Death at the Sanatorium

A Mystery by Ragnar Jónasson
Translated by Victoria Cribb
Minotaur Books 2024

When last I visited the work of this prolific author he was joined in his writing endeavors by the President of Iceland! No such stunts this time however; this book was actually written in 2018 and only translated into English in 2024.

The main character, Helgi Reykdal, a young policeman who had taken a sabbatical to study forensics in London, has returned to Reykjavík to finish his dissertation and ultimately re-join the police in the CID unit. It is 2012 and Helgi is studying a murder case that took place in Akureyri in 1983  that had never been properly closed. He is getting nowhere in interviewing the surviving people of interest in the old case (for his dissertation) when a startling development forces him to become an investigator for both cases..
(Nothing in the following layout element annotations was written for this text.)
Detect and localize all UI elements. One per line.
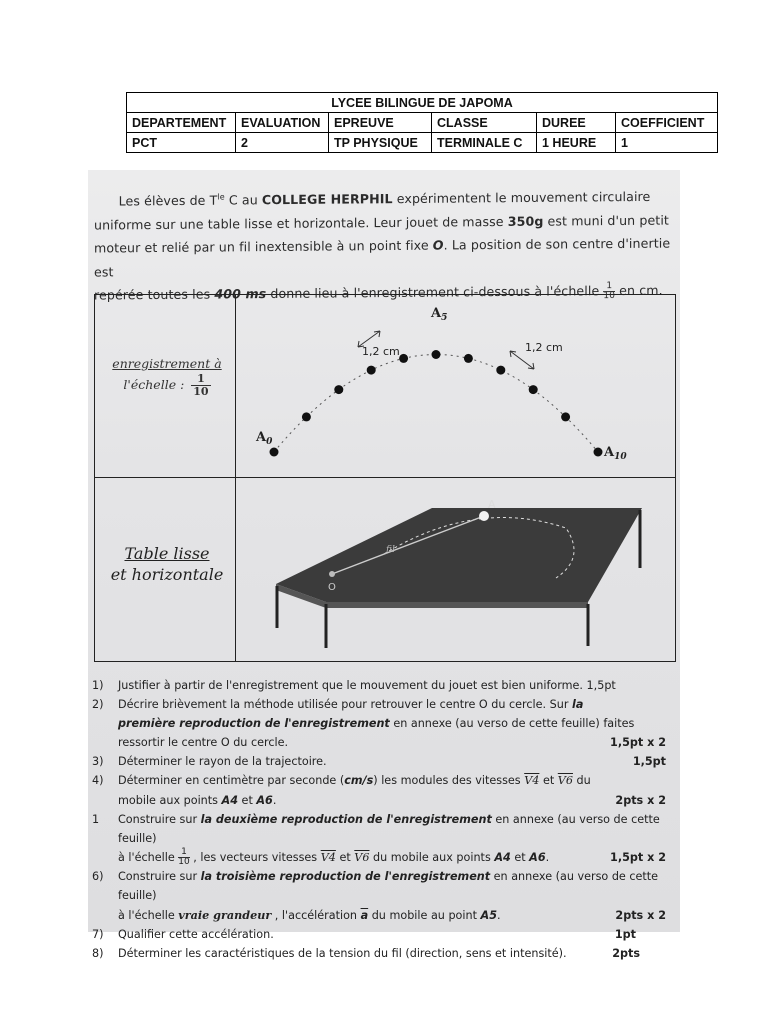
recording-scale-fraction: $\frac{1}{10}$ xyxy=(193,372,209,398)
points-q5: 1,5pt x 2 xyxy=(610,850,666,864)
position-dot xyxy=(496,366,505,375)
table-o-label: O xyxy=(328,582,336,593)
position-dot xyxy=(594,448,603,457)
val-coefficient: 1 xyxy=(616,133,718,153)
position-dot xyxy=(302,412,311,421)
position-dot xyxy=(561,412,570,421)
vector-v6: V6 xyxy=(557,774,573,788)
val-duree: 1 HEURE xyxy=(537,133,616,153)
val-departement: PCT xyxy=(127,133,236,153)
trajectory-recording xyxy=(236,295,674,477)
points-q3: 1,5pt xyxy=(632,755,666,769)
points-q4: 2pts x 2 xyxy=(615,793,666,807)
points-q6: 2pts x 2 xyxy=(615,908,666,922)
scale-fraction: $\frac{1}{10}$ xyxy=(603,281,616,302)
val-classe: TERMINALE C xyxy=(432,133,537,153)
question-5: 1 Construire sur la deuxième reproduction de l'enregistrement en annexe (au verso de cette feuille) xyxy=(92,812,660,845)
question-2: 2) Décrire brièvement la méthode utilisée pour retrouver le centre O du cercle. Sur la xyxy=(92,698,584,712)
col-evaluation: EVALUATION xyxy=(236,113,329,133)
col-departement: DEPARTEMENT xyxy=(127,113,236,133)
exam-photo xyxy=(88,170,680,960)
position-dot xyxy=(367,366,376,375)
table-label: Table lisse et horizontale xyxy=(110,544,224,584)
distance-right: 1,2 cm xyxy=(525,341,563,354)
question-3: 3) Déterminer le rayon de la trajectoire. 1,5pt xyxy=(92,752,676,771)
col-duree: DUREE xyxy=(537,113,616,133)
table-fil-label: fil xyxy=(386,545,395,555)
points-q7: 1pt xyxy=(614,927,636,941)
label-a5: $A_5$ xyxy=(431,306,448,323)
table-illustration xyxy=(236,478,674,660)
questions-list: 1) Justifier à partir de l'enregistrement que le mouvement du jouet est bien uniforme. 1,5pt 2) Décrire brièvement la méthode utilisée pour retrouver le centre O du cercle. Sur la première reproduction de l'enregistrement en annexe (au verso de cette feuille) faites ressortir le centre O du cercle. 1,5pt x 2 3) Déterminer le rayon de la trajectoire. 1,5pt 4) Déterminer en centimètre par seconde (cm/s) les modules des vitesses V4 et V6 du mobile aux points A4 et A6. 2pts x 2 1 Construire sur la deuxième reproduction de l'enregistrement en annexe (au verso de cette feuille) à l'échelle $\frac{1}{10}$ , les vecteurs vitesses V4 et V6 du mobile aux points A4 et A6. 1,5pt x 2 6) Construire sur la troisième reproduction de l'enregistrement en annexe (au verso de cette feuille) à l'échelle vraie grandeur , l'accélération $\overline{a}$ du mobile au point A5. 2pts x 2 7) Qualifier cette accélération. 1pt 8) Déterminer les caractéristiques de la tension du fil (direction, sens et intensité). 2pts xyxy=(92,676,676,963)
points-q8: 2pts xyxy=(612,946,640,960)
label-a0: $A_0$ xyxy=(256,430,273,447)
question-7: 7) Qualifier cette accélération. 1pt xyxy=(92,925,676,944)
position-dot xyxy=(334,385,343,394)
col-classe: CLASSE xyxy=(432,113,537,133)
q5-scale-fraction: $\frac{1}{10}$ xyxy=(178,847,190,868)
position-dot xyxy=(270,448,279,457)
position-dot xyxy=(464,354,473,363)
position-dot xyxy=(399,354,408,363)
position-dot xyxy=(432,350,441,359)
figure-grid xyxy=(94,294,676,662)
val-epreuve: TP PHYSIQUE xyxy=(329,133,432,153)
recording-label: enregistrement à l'échelle : $\frac{1}{10}$ xyxy=(112,356,222,398)
header-table xyxy=(126,92,718,153)
intro-paragraph xyxy=(94,181,676,307)
intro-line-4: repérée toutes les 400 ms donne lieu à l'enregistrement ci-dessous à l'échelle $\frac{1}{10}$ en cm. xyxy=(94,281,663,303)
col-epreuve: EPREUVE xyxy=(329,113,432,133)
question-6: 6) Construire sur la troisième reproduction de l'enregistrement en annexe (au verso de cette feuille) xyxy=(92,870,659,903)
intro-line-2: uniforme sur une table lisse et horizontale. Leur jouet de masse 350g est muni d'un petit xyxy=(94,212,669,233)
distance-left: 1,2 cm xyxy=(362,345,400,358)
table-point-label: A xyxy=(488,498,496,511)
val-evaluation: 2 xyxy=(236,133,329,153)
points-q2: 1,5pt x 2 xyxy=(610,736,666,750)
intro-line-3: moteur et relié par un fil inextensible à un point fixe O. La position de son centre d'inertie est xyxy=(94,235,671,280)
question-4: 4) Déterminer en centimètre par seconde (cm/s) les modules des vitesses V4 et V6 du xyxy=(92,774,591,788)
label-a10: $A_{10}$ xyxy=(604,445,627,462)
question-1: 1) Justifier à partir de l'enregistrement que le mouvement du jouet est bien uniforme. 1,5pt xyxy=(92,679,616,692)
col-coefficient: COEFFICIENT xyxy=(616,113,718,133)
school-name: LYCEE BILINGUE DE JAPOMA xyxy=(127,93,718,113)
vector-v4: V4 xyxy=(524,774,540,788)
question-8: 8) Déterminer les caractéristiques de la tension du fil (direction, sens et intensité). 2pts xyxy=(92,944,676,963)
position-dot xyxy=(529,385,538,394)
intro-line-1: Les élèves de $T^{le}$ C au COLLEGE HERPHIL expérimentent le mouvement circulaire xyxy=(118,188,651,209)
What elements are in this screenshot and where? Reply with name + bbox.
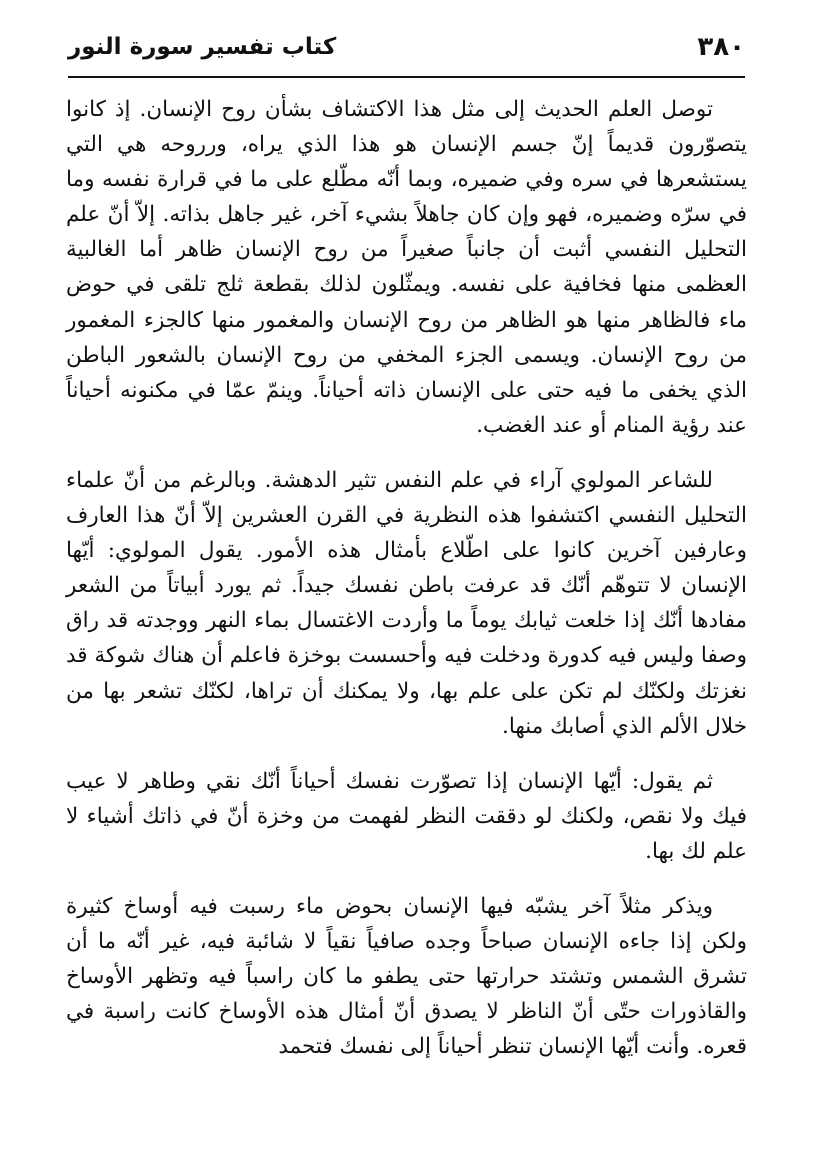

There are flashbacks and changing of focus on different characters but is handled well and never becomes confusing. Ragnar is an avowed disciple of Agatha Christie and it shows. The plot-twist at the end is clever. Victoria Cribb is the best translator of Ragnar, the language is direct and never fussy. Recommended as a light read, it would be a perfect Jólabókaflóðið gift.

The one thing that I found most interesting was actually in the acknowledgements: the book  had mostly been written in Kaffihús Vesturbæjar, located near my favorite swimming pool in Reykjavík. The Weaver and I might have actually been in there when he was writing it in 2018!